Todavia, em julgamento posterior, a 3ª Câmara Criminal do TJ/RJ, no recurso em sentido estrito interposto pela própria Defensoria Pública da Vítima, entendeu pela validade da sua atuação, reconhecendo-lhe natureza de “assistência especial” derivada da interpretação teleológica do art. 27 da LMP. O acórdão, além de afastar a nulidade, validou a atuação da Defensoria mesmo sem requerimento expresso da vítima, baseando-se na proteção integral da mulher e na vedação à revitimização.

Tal entendimento, embora bem-intencionado, configura interpretação extensiva in malam partem da norma processual penal, criando figura processual inexistente e atribuindo poderes sem respaldo legal. Ademais, importa destacar que a própria Defensoria Pública representava, no caso concreto, tanto a vítima quanto o réu, o que suscita evidentes questionamentos quanto à compatibilidade ética e funcional dessa atuação.

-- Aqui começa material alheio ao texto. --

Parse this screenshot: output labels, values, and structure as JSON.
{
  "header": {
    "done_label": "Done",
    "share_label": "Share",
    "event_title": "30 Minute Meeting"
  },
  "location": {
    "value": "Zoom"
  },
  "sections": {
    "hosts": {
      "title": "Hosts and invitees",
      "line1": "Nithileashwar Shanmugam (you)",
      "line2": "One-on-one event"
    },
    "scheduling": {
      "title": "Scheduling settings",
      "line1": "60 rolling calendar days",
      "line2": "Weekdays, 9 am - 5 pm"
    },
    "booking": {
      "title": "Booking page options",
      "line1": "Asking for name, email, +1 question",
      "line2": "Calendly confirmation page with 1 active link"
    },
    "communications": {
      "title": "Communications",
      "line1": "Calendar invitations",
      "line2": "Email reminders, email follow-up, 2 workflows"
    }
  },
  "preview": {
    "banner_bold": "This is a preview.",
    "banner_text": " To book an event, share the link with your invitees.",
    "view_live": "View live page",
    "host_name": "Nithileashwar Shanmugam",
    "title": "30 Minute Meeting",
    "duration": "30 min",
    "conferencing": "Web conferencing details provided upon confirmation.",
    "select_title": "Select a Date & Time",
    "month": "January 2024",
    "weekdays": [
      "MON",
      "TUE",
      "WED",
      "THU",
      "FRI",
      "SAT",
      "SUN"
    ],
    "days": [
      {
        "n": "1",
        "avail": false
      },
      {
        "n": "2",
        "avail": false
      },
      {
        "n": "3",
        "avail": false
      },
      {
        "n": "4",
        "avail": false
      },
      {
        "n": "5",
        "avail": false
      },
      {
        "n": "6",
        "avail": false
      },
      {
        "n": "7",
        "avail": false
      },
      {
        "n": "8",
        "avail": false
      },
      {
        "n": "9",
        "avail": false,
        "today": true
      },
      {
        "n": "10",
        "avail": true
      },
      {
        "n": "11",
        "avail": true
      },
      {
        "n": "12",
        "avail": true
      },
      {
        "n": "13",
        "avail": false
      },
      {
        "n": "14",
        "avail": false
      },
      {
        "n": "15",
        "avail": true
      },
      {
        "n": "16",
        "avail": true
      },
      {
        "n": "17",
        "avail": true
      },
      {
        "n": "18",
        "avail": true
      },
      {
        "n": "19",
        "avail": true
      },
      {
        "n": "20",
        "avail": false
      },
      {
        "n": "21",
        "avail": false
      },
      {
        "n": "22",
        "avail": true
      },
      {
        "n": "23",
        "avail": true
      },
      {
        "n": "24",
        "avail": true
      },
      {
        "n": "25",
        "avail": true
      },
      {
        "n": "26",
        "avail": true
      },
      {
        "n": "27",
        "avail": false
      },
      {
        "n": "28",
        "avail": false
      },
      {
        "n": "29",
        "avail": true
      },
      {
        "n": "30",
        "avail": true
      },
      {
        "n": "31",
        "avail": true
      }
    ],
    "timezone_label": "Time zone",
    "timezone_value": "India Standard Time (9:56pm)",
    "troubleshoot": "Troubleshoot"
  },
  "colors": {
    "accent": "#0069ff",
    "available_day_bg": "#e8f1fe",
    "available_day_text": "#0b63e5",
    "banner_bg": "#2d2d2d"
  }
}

O ponto nodal da controvérsia reside na tentativa de se conferir à assistência judiciária prevista nos arts. 27 e 28 da LMP poderes típicos de parte processual – o que exige, como regra, a devida habilitação nos autos, conforme estabelece o art. 268 do CPP. A assistência judiciária não se confunde com a capacidade postulatória, e não pode ser empregada como instrumento para criação de uma “assistência qualificada” sem respaldo legislativo.

Ainda que decisões judiciais venham acolhendo essa prática, isso não legitima a deformação da legislação vigente. Como é cediço, o Poder Judiciário não possui competência legislativa e não pode, sob o manto da interpretação, inovar no ordenamento jurídico, sob pena de violação ao princípio da legalidade estrita e da reserva legal, especialmente no campo do Direito Penal e Processual Penal.

Portanto, a tentativa de institucionalização da “assistência qualificada da vítima” por meio de resoluções, portarias ou atos administrativos internos das Defensorias Públicas, ou ainda via decisões judiciais interpretativas, é incompatível com o sistema jurídico vigente e deve ser rechaçada, sob pena de grave insegurança jurídica e comprometimento da isonomia entre as partes no processo penal.

Se o propósito for a criação de uma nova figura processual voltada à proteção da vítima, tal medida deve se dar exclusivamente via lei aprovada pelo Congresso Nacional, mediante ampla discussão e respeito aos limites constitucionais.

Conclusão

A denominada “assistência qualificada da vítima”, tal como vem sendo praticada, carece de previsão legal e afronta os princípios basilares do processo penal democrático. Sua sustentação jurídica é frágil, e sua atuação desprovida de habilitação legal compromete a estrutura do contraditório e da ampla defesa. A proteção da vítima é imperativa, mas deve ocorrer nos limites da legalidade e da isonomia processual.